When do salmon and trout head upstream?

March 27, 2010, 5:20 am
Question
I'm in upstate NY and I've heard salmon and trout go through the streams. When do they do this?
Answer
Atlantic salmon spawn in the fall -- October through November. This is the time when oceangoing salmon can be seen moving upstream in great numbers. They color up and change in appearance, they generally get beat to hell, and they do whatever it takes to get to the place where they were born. At some point during the spawn cycle they stop eating and after they've spawned they die of exhaustion/starvation. Trout spawn, too, though it's much less dramatic than a salmon run. Most trout live through spawning, though it is stressful and requires a lot of energy and the right conditions. Rainbow and cutthroat trout spawn in late winter. Brown trout spawn in late fall or early winter. If you know what to look for, you can find spawning redds and catch big numbers of spawning trout (though in some states fishing for spawning fish is restricted or off limits).

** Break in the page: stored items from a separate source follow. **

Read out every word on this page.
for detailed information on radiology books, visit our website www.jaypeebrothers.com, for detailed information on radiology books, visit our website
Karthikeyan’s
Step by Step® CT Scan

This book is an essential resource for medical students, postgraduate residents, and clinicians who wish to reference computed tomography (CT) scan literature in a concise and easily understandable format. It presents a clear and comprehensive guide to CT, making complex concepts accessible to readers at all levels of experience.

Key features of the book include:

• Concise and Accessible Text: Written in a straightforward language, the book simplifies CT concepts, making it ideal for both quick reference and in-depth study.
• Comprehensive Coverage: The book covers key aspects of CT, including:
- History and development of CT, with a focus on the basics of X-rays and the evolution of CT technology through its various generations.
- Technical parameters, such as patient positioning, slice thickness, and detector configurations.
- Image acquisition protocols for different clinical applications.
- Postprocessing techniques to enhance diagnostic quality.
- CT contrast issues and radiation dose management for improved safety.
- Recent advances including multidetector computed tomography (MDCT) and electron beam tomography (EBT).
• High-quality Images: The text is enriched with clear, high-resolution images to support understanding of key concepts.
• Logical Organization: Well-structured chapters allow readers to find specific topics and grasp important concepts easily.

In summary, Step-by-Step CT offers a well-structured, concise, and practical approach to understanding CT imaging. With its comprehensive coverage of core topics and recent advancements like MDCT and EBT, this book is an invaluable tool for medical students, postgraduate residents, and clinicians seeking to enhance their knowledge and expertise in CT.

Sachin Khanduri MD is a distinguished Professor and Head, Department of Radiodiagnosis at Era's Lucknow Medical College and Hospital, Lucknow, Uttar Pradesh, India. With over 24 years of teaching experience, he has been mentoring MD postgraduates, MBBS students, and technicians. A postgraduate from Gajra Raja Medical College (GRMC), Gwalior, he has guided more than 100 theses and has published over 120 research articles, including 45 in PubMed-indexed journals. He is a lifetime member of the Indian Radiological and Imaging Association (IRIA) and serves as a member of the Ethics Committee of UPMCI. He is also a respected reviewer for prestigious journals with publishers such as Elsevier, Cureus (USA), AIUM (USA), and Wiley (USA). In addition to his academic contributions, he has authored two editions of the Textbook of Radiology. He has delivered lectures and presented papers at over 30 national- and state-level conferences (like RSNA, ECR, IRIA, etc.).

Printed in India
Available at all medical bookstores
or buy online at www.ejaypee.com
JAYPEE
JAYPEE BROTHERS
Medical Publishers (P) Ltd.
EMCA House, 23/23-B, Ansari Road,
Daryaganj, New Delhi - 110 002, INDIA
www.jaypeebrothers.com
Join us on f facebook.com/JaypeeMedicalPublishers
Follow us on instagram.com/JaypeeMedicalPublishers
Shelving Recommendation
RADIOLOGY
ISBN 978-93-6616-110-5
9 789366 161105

Landlocked salmon -- those with no connection to the ocean -- may also spawn but they are more like trout under those conditions. They spawn annually and can return to their birth places for many years. In New York State you probably have lots of different species of salmon and trout, some of which are native, some of which are stocked, and some wild nonnatives. Sort of depends on stream conditions, ocean connectivity, and species as to what they do during spawning runs. Here in the west we have kokonee salmon (landlocked sockeye salmon). They act and spawn just like large, schooling trout -- they color up, get super feisty and hungry, and move from lakes and reservoirs into streams and tributaries. Fishing them is a blast. In the spring and early summer, oceangoing salmon will smolt -- they'll move out of their freshwater birth streams and into the ocean. At this time they are moving downstream and usually they do not migrate in the great numbers as those moving upstream to spawn.